Mme Z bénéficie ainsi de la présomption d’imputabilité de la pathologie au travail, alors que ni la caisse, ni la SA Air France ne rapportent la preuve d’une cause totalement étrangère au travail de nature à détruire la présomption d’imputabilité, la circonstance que le médecin conseil de la caisse ait estimé le 7 janvier 2011 que ' les lésions ne sont pas imputables à l’accident du travail’ n’étant pas de nature à détruire la présomption susvisée, en raison du caractère général et non documenté de cet avis.
Par suite, il convient de confirmer le jugement déféré en ce qu’il a dit que l’otite dont Mme Z a été victime le 7 décembre 2010 est due à un accident du travail qui doit être pris en charge par la caisse, et a déclaré la prise en charge opposable à la SA Air France.

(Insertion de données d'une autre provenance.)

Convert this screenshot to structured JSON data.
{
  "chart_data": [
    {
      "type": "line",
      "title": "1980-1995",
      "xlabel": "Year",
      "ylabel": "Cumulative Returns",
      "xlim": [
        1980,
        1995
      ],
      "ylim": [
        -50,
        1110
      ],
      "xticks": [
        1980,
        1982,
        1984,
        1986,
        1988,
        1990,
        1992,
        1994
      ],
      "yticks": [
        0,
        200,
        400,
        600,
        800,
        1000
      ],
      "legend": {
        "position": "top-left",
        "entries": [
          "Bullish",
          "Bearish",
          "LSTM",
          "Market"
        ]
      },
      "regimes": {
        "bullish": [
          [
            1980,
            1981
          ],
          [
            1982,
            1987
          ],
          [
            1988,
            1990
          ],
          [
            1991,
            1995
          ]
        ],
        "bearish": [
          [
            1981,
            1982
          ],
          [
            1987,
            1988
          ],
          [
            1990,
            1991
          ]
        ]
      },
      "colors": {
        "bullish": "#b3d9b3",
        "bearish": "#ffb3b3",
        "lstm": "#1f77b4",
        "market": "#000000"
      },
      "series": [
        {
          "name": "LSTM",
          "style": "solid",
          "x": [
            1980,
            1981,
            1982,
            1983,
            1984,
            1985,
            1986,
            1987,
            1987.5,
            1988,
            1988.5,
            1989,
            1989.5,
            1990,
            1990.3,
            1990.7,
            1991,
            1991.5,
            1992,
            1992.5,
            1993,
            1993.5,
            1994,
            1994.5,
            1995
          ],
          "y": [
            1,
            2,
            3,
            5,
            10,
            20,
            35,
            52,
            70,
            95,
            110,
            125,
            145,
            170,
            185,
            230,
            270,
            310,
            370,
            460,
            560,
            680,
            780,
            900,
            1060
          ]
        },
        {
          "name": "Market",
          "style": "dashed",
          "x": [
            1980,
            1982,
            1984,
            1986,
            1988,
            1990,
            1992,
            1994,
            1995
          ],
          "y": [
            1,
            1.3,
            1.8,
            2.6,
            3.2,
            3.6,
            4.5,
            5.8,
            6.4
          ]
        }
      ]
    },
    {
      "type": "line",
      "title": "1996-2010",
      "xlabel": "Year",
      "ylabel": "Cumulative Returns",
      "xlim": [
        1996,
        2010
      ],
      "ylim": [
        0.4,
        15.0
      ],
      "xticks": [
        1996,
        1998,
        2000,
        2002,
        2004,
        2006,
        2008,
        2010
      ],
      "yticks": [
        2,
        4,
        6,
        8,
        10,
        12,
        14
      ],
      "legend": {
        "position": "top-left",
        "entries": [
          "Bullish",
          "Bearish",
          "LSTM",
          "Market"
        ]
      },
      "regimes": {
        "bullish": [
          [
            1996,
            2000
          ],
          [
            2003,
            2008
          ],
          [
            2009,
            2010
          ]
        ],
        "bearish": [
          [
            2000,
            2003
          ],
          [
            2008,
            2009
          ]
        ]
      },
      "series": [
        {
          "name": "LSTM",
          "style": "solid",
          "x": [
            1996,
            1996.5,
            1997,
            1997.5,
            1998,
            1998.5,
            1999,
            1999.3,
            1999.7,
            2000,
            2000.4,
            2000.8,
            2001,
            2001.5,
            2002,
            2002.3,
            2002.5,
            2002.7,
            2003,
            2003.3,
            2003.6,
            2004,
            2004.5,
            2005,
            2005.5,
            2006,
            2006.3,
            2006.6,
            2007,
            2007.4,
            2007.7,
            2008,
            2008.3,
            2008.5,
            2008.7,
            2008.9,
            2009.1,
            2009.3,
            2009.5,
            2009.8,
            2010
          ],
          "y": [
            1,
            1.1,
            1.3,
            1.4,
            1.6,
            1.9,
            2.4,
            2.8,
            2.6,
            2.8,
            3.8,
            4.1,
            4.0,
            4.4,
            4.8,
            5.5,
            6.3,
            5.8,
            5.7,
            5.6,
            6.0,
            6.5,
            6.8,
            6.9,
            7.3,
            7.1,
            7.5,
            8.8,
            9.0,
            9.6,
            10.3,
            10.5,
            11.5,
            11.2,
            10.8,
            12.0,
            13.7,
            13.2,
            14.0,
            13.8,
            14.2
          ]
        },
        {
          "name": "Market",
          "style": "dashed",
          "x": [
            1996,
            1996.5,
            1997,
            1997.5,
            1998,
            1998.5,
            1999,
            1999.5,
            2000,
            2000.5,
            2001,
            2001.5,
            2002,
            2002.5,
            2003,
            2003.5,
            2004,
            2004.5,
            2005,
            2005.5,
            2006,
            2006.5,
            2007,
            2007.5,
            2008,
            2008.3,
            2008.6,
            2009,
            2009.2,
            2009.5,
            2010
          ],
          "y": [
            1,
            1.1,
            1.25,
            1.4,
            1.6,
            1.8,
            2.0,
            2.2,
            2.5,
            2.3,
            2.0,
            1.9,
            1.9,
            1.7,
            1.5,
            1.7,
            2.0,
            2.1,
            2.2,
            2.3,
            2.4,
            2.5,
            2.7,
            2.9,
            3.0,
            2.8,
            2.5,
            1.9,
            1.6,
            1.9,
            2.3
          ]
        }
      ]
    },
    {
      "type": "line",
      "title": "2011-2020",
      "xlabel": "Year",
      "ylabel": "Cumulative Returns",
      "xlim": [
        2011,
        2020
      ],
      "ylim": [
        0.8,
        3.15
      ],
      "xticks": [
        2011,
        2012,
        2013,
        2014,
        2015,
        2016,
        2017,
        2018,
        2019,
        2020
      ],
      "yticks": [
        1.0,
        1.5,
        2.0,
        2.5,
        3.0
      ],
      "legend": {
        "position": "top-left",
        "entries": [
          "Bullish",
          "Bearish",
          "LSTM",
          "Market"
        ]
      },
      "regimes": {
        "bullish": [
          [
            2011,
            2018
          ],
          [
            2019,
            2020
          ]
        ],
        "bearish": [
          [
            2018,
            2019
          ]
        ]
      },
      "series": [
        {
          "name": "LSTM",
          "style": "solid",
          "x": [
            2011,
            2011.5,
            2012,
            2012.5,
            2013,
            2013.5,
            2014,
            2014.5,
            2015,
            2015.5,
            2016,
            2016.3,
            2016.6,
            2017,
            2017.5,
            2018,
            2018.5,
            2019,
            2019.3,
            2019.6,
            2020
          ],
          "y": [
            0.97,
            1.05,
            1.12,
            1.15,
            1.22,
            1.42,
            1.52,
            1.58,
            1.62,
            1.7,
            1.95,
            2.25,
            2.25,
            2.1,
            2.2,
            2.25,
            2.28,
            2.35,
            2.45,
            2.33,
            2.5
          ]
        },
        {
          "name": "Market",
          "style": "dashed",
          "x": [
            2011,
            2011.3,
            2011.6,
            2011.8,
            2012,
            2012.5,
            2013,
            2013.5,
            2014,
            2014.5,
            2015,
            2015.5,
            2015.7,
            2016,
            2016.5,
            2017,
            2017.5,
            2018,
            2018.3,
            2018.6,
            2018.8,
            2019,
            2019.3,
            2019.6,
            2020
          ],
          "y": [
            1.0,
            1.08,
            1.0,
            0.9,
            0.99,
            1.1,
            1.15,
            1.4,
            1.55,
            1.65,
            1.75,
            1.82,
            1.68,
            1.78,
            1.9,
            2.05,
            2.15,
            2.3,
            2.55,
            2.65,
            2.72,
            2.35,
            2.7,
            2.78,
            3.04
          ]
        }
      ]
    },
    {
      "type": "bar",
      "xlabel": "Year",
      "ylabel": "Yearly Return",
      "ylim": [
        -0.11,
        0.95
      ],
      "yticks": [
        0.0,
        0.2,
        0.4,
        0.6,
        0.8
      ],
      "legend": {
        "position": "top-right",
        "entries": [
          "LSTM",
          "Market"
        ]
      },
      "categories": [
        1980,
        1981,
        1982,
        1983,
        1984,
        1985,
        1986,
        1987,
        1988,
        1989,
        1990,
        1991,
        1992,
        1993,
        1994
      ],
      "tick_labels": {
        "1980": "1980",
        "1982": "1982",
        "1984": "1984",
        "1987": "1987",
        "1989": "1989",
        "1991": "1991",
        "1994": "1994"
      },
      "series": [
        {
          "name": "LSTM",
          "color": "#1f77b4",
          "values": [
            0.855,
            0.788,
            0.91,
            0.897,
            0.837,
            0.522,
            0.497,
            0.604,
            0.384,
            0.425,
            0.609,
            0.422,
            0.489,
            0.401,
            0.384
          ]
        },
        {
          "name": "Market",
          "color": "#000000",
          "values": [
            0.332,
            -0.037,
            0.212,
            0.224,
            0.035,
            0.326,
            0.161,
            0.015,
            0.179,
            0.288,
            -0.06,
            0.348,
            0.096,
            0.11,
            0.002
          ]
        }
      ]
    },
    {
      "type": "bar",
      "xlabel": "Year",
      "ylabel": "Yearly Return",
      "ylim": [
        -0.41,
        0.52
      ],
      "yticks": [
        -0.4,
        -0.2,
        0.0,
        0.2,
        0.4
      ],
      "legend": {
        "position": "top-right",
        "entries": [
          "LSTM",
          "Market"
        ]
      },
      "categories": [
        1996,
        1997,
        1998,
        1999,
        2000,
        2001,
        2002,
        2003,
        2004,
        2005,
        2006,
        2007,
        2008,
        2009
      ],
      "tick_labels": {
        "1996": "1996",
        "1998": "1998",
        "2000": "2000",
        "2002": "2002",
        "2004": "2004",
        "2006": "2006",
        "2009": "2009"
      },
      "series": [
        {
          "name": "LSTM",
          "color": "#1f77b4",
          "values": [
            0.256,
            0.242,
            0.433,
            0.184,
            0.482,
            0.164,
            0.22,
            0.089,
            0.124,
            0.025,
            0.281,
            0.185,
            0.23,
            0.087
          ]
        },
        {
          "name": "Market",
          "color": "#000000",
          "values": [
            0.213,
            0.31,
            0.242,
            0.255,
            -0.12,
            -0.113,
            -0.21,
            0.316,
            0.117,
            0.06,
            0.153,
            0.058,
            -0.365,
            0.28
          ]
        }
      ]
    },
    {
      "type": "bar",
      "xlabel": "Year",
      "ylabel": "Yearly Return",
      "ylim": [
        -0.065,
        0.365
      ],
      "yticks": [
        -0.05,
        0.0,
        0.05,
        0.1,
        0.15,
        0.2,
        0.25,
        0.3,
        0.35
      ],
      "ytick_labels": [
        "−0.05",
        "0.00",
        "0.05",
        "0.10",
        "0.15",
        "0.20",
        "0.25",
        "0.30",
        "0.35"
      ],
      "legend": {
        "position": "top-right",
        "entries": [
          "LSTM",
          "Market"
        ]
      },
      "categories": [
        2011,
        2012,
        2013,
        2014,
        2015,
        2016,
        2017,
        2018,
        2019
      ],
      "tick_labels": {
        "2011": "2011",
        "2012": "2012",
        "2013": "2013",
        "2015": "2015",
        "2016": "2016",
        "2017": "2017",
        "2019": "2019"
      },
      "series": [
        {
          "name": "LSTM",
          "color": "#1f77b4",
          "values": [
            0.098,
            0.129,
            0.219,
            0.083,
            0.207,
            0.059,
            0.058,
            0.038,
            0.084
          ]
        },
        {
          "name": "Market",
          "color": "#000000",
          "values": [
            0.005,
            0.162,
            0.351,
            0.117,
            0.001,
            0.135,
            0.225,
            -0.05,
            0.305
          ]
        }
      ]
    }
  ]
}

Mme Z ne rapportant pas la preuve de l’existence d’une faute qui aurait été commise par la caisse, les dispositions de l’article R.142-26 du code de la sécurité sociale étant inapplicables à l’espèce, ni d’un fait quelconque fautif commis par son employeur, doit être déboutée de sa demande de dommages-intérêts.
PAR CES MOTIFS
LA COUR statuant contradictoirement par arrêt mis à disposition au greffe,
ORDONNE la jonction des instances enregistrées sous les n° 15/00286 et 15/00604 avec l’instance enregistrée sous le n° 15/00134.
CONFIRME le jugement déféré en toutes ses dispositions ;
Y additant,
DÉBOUTE Mme B Z de sa demande de dommages-intérêts.